Больным и раненым выделили целый этаж, распределив их по нескольким комнатам. У дверей самой большой из них Кильон забрал свою докторскую сумку, которую заранее поставили на стол. Ситуация оказалась в чем-то лучше, в чем-то хуже, чем он ожидал. Хуже, потому что от пожара на «Репейнице» пострадало много клиношников. Лучше, потому что раны Аграфа оказались поверхностными, а ожоги у Куртаны – не такими сильными, как боялся Кильон. Капитана разместили рядом с большой комнатой, в каморке без единого окна. С потолка там свисал бумажный фонарь, а стены украшали элегантные миниатюры. Аграф уже ждал там. Кисти обожжены, на скулах сажа, брови и мягкая бородка опалены – зато обошлось без серьезных повреждений.
– Как самочувствие? – поинтересовался Кильон, критически оглядывая повязки молодого человека.
– Руки я обжег, когда спускался по лестнице, но в остальном отделался малой кровью. – Аграф глянул на белые, обложенные ватой шары, в которые превратились его ладони. – Местные знатоки основ медицины твердят, что я смогу работать руками, а у меня такое чувство, что понадобятся протезы. – Он сумел философски улыбнуться. – А уж о том, делают ли сейчас протезы, я даже думать боюсь.
– Уверен, мы что-нибудь придумаем.
Куртане повезло куда меньше. Она не покидала гондолу до страшного конца, пока не выгрузили последний ящик. Кильон в этом и не сомневался.

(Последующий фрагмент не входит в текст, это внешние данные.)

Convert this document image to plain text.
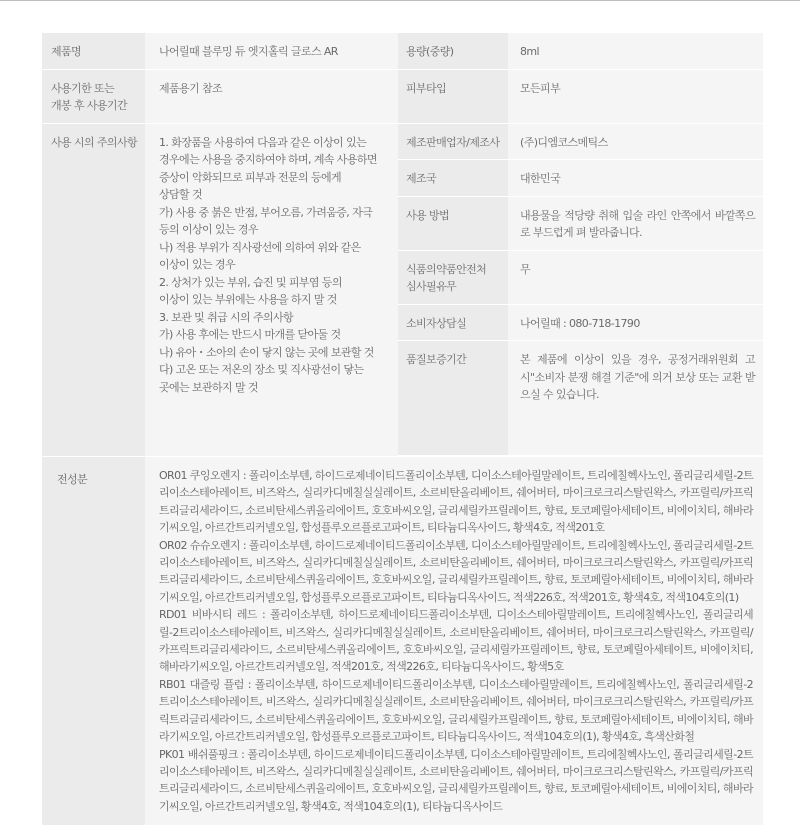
제품명	나어릴때 블루밍 듀 엣지홀릭 글로스 AR	용량(중량)	8ml

사용기한 또는
개봉 후 사용기간
	제품용기 참조	피부타입	모든피부
사용 시의 주의사항	1. 화장품을 사용하여 다음과 같은 이상이 있는
경우에는 사용을 중지하여야 하며, 계속 사용하면
증상이 악화되므로 피부과 전문의 등에게
상담할 것
가) 사용 중 붉은 반점, 부어오름, 가려움증, 자극
등의 이상이 있는 경우
나) 적용 부위가 직사광선에 의하여 위와 같은
이상이 있는 경우
2. 상처가 있는 부위, 습진 및 피부염 등의
이상이 있는 부위에는 사용을 하지 말 것
3. 보관 및 취급 시의 주의사항
가) 사용 후에는 반드시 마개를 닫아둘 것
나) 유아・소아의 손이 닿지 않는 곳에 보관할 것
다) 고온 또는 저온의 장소 및 직사광선이 닿는
곳에는 보관하지 말 것

제조판매업자/제조사	(주)디엠코스메틱스
제조국	대한민국
사용 방법	내용물을 적당량 취해 입술 라인 안쪽에서 바깥쪽으로 부드럽게 펴 발라줍니다.

식품의약품안전처
심사필유무
	무
소비자상담실	나어릴때 : 080-718-1790
품질보증기간	본 제품에 이상이 있을 경우, 공정거래위원회 고시"소비자 분쟁 해결 기준"에 의거 보상 또는 교환 받으실 수 있습니다.

전성분	OR01 쿠잉오렌지 : 폴리이소부텐, 하이드로제네이티드폴리이소부텐, 디이소스테아릴말레이트, 트리에칠헥사노인, 폴리글리세릴-2트리이소스테아레이트, 비즈왁스, 실리카디메칠실실레이트, 소르비탄올리베이트, 쉐어버터, 마이크로크리스탈린왁스, 카프릴릭/카프릭트리글리세라이드, 소르비탄세스퀴올리에이트, 호호바씨오일, 글리세릴카프릴레이트, 향료, 토코페릴아세테이트, 비에이치티, 해바라기씨오일, 아르간트리커넬오일, 합성플루오르플로고파이트, 티타늄디옥사이드, 황색4호, 적색201호
OR02 슈슈오렌지 : 폴리이소부텐, 하이드로제네이티드폴리이소부텐, 디이소스테아릴말레이트, 트리에칠헥사노인, 폴리글리세릴-2트리이소스테아레이트, 비즈왁스, 실리카디메칠실실레이트, 소르비탄올리베이트, 쉐어버터, 마이크로크리스탈린왁스, 카프릴릭/카프릭트리글리세라이드, 소르비탄세스퀴올리에이트, 호호바씨오일, 글리세릴카프릴레이트, 향료, 토코페릴아세테이트, 비에이치티, 해바라기씨오일, 아르간트리커넬오일, 합성플루오르플로고파이트, 티타늄디옥사이드, 적색226호, 적색201호, 황색4호, 적색104호의(1)
RD01 비바시티 레드 : 폴리이소부텐, 하이드로제네이티드폴리이소부텐, 디이소스테아릴말레이트, 트리에칠헥사노인, 폴리글리세릴-2트리이소스테아레이트, 비즈왁스, 실리카디메칠실실레이트, 소르비탄올리베이트, 쉐어버터, 마이크로크리스탈린왁스, 카프릴릭/카프릭트리글리세라이드, 소르비탄세스퀴올리에이트, 호호바씨오일, 글리세릴카프릴레이트, 향료, 토코페릴아세테이트, 비에이치티, 해바라기씨오일, 아르간트리커넬오일, 적색201호, 적색226호, 티타늄디옥사이드, 황색5호
RB01 대즐링 플럼 : 폴리이소부텐, 하이드로제네이티드폴리이소부텐, 디이소스테아릴말레이트, 트리에칠헥사노인, 폴리글리세릴-2트리이소스테아레이트, 비즈왁스, 실리카디메칠실실레이트, 소르비탄올리베이트, 쉐어버터, 마이크로크리스탈린왁스, 카프릴릭/카프릭트리글리세라이드, 소르비탄세스퀴올리에이트, 호호바씨오일, 글리세릴카프릴레이트, 향료, 토코페릴아세테이트, 비에이치티, 해바라기씨오일, 아르간트리커넬오일, 합성플루오르플로고파이트, 티타늄디옥사이드, 적색104호의(1), 황색4호, 흑색산화철
PK01 배쉬풀핑크 : 폴리이소부텐, 하이드로제네이티드폴리이소부텐, 디이소스테아릴말레이트, 트리에칠헥사노인, 폴리글리세릴-2트리이소스테아레이트, 비즈왁스, 실리카디메칠실실레이트, 소르비탄올리베이트, 쉐어버터, 마이크로크리스탈린왁스, 카프릴릭/카프릭트리글리세라이드, 소르비탄세스퀴올리에이트, 호호바씨오일, 글리세릴카프릴레이트, 향료, 토코페릴아세테이트, 비에이치티, 해바라기씨오일, 아르간트리커넬오일, 황색4호, 적색104호의(1), 티타늄디옥사이드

– Она не желала уходить, пока на корабле оставался препарат, – сказал Аграф. – К окончанию разгрузки пол-«Репейницы» пылало, огнезащитная пена горячим воском стекала с оболочки. Гондолу усеяли трупы авиаторов, раненые – члены экипажа и клиношники – кричали от боли. Когда корабль выровнялся, одну из соединительных переборок заклинило. В панике мы потеряли друг друга. С «Репейницы» я выбирался, уверенный, что живых там не осталось. Подумать не мог, что Куртана до сих пор на корабле! – Аграф раздосадовано покачал головой. – Если бы только знал…
– Рассуждать так бессмысленно. Вы оба задержались на корабле куда дольше моего. Я считаю: ни одному из вас не надо убеждать кого-то в своей смелости. По крайней мере, не меня.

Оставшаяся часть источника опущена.